To the best of our knowledge, only two previous studies have investigated the diagnostic accuracy of MRI in acute GI-GVHD, based on patient populations similar in size to ours [27, 28]. Both reported similar results to ours regarding the main diagnostic features of the disease: wall thickening, wall enhancement, and mural stratification in the small and large bowel. In the first study [27], which focused only on acute patients (9 positive and 11 negative), Budjan et al also reported, as a main sign of GI-aGVHD, a continuous inflammatory bowel involvement, in full agreement with our results.

In the second study [28], Derlin et al reported an overall 65.9% MRI accuracy, lower than ours, with 81.5% sensitivity and 35.7% specificity, likely due to the lower homogeneity of the population in analysis, which included both acute (9) and chronic (18) GI-GVHD patients. Interestingly, in agreement with our study, the authors reported a statistical correlation between the number of involved segments (rs = 0.54, p = 0.009) and the clinical grading, suggesting a potential clinical role of MRI, although they did not propose a final severity score [28].

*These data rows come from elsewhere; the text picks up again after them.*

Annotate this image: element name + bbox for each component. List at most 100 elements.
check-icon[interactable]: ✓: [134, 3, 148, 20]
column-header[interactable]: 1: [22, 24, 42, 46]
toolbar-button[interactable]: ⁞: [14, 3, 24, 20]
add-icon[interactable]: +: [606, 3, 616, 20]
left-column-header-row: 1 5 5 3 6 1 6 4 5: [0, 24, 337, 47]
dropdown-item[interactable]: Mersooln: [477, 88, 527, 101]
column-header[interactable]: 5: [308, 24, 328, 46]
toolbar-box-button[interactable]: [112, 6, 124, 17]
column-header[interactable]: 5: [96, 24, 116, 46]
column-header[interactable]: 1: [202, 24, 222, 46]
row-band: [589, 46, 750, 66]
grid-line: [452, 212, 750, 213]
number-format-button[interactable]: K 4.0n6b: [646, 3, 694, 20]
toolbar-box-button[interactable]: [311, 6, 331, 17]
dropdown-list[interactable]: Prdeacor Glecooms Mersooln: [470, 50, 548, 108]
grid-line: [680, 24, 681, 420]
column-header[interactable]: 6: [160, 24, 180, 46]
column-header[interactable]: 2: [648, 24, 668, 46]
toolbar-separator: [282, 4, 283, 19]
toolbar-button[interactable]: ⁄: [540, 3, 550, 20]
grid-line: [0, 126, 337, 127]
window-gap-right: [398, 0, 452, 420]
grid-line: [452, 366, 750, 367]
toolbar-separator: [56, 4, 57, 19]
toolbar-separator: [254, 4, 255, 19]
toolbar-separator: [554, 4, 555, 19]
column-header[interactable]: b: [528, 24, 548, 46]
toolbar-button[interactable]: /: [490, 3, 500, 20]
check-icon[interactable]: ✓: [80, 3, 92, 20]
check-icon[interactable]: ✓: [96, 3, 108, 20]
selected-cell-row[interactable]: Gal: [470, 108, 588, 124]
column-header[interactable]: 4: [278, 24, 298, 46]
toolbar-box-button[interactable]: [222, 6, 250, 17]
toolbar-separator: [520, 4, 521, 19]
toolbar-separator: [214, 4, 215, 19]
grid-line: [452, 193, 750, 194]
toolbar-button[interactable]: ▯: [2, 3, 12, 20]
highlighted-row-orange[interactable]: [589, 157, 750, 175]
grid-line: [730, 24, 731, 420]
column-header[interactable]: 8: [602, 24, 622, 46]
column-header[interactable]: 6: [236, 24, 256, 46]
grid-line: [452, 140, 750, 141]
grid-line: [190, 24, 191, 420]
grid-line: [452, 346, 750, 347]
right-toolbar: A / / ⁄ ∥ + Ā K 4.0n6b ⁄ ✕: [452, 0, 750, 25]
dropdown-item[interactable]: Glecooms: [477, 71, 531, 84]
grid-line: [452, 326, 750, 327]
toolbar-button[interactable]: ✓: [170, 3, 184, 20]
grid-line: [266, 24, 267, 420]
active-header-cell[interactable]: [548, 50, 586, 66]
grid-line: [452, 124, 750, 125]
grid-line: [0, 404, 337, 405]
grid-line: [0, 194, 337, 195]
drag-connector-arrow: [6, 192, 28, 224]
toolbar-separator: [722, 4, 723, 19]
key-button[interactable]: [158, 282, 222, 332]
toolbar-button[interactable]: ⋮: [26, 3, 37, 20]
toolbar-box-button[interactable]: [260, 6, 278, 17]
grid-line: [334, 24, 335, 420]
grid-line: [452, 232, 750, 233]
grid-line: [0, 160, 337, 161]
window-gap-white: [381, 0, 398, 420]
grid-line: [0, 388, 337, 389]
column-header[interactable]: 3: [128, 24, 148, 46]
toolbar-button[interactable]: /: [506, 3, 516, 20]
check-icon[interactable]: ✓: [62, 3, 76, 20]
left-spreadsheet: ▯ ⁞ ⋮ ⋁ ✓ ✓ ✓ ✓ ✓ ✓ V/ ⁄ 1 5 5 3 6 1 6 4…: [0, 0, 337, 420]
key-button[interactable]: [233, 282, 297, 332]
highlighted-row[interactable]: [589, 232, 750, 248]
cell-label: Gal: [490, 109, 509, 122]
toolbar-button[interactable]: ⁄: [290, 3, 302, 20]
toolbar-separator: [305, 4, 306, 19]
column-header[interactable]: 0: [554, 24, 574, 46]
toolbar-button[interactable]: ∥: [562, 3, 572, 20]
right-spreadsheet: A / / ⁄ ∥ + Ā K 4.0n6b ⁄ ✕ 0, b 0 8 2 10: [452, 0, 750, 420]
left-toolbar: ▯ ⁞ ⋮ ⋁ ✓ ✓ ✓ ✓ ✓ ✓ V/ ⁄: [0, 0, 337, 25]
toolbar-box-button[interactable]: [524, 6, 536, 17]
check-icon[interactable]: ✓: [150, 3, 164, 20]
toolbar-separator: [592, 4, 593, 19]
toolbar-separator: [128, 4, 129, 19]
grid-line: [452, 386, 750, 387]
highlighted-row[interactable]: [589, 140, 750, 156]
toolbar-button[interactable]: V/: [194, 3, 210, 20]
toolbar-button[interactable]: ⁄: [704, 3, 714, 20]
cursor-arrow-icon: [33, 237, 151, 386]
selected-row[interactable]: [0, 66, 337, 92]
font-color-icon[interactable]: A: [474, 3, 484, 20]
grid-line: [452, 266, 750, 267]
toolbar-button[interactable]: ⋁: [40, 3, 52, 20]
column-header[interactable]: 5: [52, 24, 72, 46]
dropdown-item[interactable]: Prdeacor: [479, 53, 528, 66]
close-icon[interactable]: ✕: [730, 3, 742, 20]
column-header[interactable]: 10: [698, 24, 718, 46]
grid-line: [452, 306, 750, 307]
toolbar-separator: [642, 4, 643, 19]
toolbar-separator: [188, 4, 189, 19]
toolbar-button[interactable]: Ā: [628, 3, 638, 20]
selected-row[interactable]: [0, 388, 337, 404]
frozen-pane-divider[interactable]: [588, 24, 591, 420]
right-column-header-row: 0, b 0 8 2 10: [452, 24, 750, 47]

Compared with previous MRI studies [26,27,28], ours is innovative for several reasons. It explores new morphological and activity markers for the diagnosis of GI-aGVHD, such as bowel wall stiffness, retroperitoneal adipose tissue edema, declivous tissue edema, and mesenteric adipose tissue edema, features observed in the majority of our patients and never investigated before. Furthermore, although both previous studies suggested an important diagnostic value of MRI in the evaluation of GI-aGVHD severity, none of them suggested a scoring system.

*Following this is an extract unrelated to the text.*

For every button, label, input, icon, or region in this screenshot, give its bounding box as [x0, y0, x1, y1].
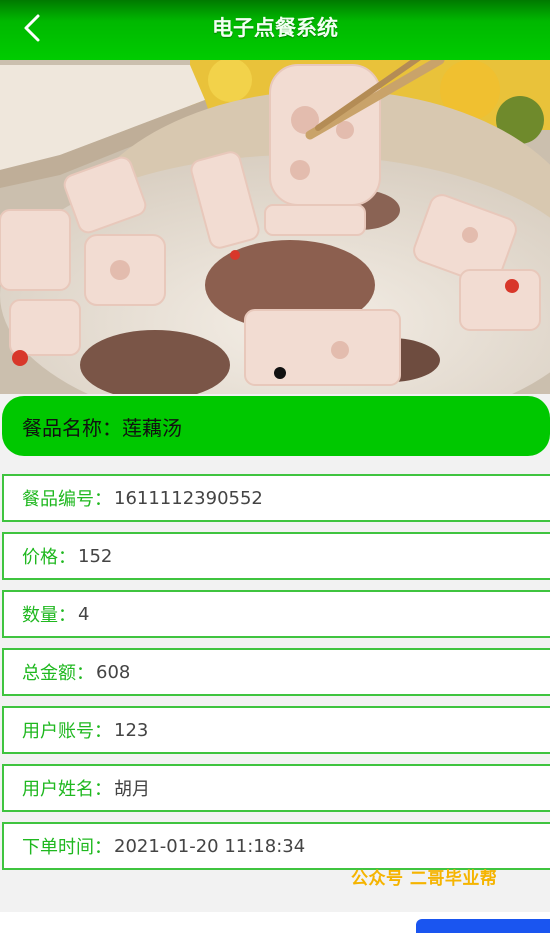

Our study has one main limitation: it was conducted on a relatively small sample of patients due to the extreme rarity of the disease, which involves only a small percentage of the most severe hematologic patients. For the same reasons, the study is retrospective, as it is difficult to design a prospective study on this specific and rare patient population. The two previously published studies on MRI in acute GI-GVHD, however, were based on similar sample sizes. We expect larger multicenter and prospective studies with greater statistical power to confirm these results.

In conclusion, MRI has proved to be an effective diagnostic tool for diagnosing and scoring GI-aGVHD, with a high prognostic value. In the coming years, if these results are confirmed, MRI could partly replace endoscopy, thus becoming the primary diagnostic tool for GI-aGVHD, being more comprehensive, less invasive, and more easily repeatable after therapy.